Ironman: 10 common race day mistakes
Ironman racing is a long day and that means a lot can go wrong. But it doesn’t have to if you have a methodical approach. Phil Jarvis, head triathlon coach at aerobicmonster.co.uk, points out the pitfalls we all should avoid.
3. Wrong race kit
Pack and wear the correct kit, and you’ll not give it a second thought, make a bad choice and it could jeopardise your race and even be a serious health risk. The here is to take note of the race conditions and your goals and plan accordingly. For Ironman the key focus should be comfort. It’s all very well wearing that shiny new aero helmet, but if it’s a hot day those extra few seconds saved through lowered wind resistance will be nothing compared to the time lost as you over heat.
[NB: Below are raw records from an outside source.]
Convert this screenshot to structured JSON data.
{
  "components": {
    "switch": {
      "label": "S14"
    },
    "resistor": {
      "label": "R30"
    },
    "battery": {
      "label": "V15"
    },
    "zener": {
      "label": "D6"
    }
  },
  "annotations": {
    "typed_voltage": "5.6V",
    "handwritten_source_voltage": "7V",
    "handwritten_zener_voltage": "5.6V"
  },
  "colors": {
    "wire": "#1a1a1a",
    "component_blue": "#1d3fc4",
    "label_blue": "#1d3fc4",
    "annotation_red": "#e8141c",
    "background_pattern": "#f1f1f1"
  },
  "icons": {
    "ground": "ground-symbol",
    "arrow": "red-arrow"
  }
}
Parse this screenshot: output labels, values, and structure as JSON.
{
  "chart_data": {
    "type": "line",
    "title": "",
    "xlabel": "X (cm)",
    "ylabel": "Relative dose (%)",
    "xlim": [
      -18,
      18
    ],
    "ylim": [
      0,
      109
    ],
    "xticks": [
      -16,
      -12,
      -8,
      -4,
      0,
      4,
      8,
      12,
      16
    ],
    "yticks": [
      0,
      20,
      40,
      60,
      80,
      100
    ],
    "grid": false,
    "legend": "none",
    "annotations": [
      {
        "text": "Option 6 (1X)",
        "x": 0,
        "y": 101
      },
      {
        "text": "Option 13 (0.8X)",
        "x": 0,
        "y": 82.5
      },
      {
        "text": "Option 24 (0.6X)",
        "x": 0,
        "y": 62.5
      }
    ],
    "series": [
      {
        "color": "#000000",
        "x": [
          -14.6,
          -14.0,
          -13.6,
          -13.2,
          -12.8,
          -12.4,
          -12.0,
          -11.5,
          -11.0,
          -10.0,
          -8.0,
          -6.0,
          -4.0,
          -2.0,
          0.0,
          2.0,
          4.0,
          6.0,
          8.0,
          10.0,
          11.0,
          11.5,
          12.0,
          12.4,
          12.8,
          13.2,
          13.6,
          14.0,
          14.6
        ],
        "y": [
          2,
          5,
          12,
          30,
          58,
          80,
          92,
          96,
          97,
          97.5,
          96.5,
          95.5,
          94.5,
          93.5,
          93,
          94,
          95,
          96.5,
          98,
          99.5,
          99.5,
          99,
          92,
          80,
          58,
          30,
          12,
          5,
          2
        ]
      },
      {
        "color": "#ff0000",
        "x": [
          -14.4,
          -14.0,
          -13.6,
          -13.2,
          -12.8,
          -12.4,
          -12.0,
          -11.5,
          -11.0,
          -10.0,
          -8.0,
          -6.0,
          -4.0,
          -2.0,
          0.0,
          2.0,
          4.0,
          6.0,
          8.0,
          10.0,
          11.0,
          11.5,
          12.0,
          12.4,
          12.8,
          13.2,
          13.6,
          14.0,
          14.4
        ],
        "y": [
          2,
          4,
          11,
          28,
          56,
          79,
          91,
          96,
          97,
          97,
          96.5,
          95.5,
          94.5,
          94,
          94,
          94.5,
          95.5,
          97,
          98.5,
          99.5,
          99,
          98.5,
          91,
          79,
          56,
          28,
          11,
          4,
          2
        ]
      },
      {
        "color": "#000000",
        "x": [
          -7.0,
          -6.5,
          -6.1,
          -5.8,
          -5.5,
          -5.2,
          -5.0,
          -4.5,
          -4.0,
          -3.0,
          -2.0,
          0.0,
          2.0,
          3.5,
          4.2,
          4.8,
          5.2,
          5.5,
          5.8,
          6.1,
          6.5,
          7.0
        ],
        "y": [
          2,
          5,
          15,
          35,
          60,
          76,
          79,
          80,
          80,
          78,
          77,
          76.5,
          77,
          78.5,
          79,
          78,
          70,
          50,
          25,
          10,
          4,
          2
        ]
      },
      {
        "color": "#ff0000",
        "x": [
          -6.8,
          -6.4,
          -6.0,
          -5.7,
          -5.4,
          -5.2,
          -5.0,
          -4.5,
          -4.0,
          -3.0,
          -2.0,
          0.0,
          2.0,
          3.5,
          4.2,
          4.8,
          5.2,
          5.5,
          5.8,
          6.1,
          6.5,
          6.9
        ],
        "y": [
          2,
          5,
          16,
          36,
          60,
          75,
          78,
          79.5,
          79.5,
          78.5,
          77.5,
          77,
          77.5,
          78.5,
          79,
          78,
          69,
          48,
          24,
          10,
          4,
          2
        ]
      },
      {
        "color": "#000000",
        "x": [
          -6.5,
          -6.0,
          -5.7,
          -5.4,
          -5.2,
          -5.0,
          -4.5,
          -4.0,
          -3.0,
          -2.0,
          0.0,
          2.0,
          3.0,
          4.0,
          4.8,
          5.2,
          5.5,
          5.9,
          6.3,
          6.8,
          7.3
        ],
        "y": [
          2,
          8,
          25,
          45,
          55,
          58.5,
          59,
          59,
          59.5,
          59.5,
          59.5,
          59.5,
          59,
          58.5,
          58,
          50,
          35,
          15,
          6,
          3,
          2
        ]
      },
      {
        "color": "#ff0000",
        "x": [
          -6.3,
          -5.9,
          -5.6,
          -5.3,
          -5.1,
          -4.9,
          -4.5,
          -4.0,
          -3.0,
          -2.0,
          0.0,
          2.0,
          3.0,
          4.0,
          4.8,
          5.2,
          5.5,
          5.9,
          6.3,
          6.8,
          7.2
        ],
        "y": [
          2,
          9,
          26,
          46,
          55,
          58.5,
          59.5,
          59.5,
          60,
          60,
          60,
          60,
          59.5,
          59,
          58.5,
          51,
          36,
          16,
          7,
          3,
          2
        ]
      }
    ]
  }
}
Go through your race step-by-step. Is your wetsuit suitable for the swim, will you need a thicker neoprene cap? On to the bike, will you be content in a tri-suit for 112 miles, or would padded cycling shorts work better? Layering can be your chief weapon here. You may be cold on exiting the water in the early morning, but warm up through the day. Once into T2, dress appropriately for running a marathon, and importantly make sure you have comfortable footwear. The best way to make sure you don’t miss anything is to follow our checklist (here) - and check the weather forecast!
4. Avoidable mechanicals
You are putting your mind, body and brake cables through intense strain – so don’t forget about the latter. There are few ways more frustrating to DNF in Ironman than suffering a mechanical, especially if it could be prevented by a quick bike check before the off. It not only lessens the risk of a chain snapping, brakes rubbing or aerobars coming loose, it also gives you peace of mind in an unnaturally tense environment in the build-up. Even if you think your bike is in tip-top condition, it’s worth double-checking - saving a few watts of power through a properly lubricated chain equates to big gains over the long distance. If you forget to check beforehand, there is usually a mechanic on site for last minute help. Finally, a common problem is either loose or completely incompatible cleats on bike shoes. It’ll be a painful pedal mashing experience if you cannot clip in.
5. Not having a Plan B
The one thing that can almost be guaranteed in Ironman is that the race will not run smoothly. From a mass swim start to running down the finish chute, there are a myriad of things that can go wrong. Staying positive is critical, but also think ‘What would I do if…’ and run through potential scenarios. Can you swim if you lose your goggles? Could you cope if the swim is ruled non-wetsuit? Can you change a puncture? Can you change a puncture when you are shivering and cold on the roadside? Do you have a strategy to switch to run-walk, or even start the marathon with run-walk, depending how you feel alighting the bike? Setting different goals is also helpful. If you only have a ambitious A goal and your time splits start to slip, your mind-set needs to be correct to salvage the race. It’s easy to see those without a contingency plan. They’ll be walking the last half of the marathon.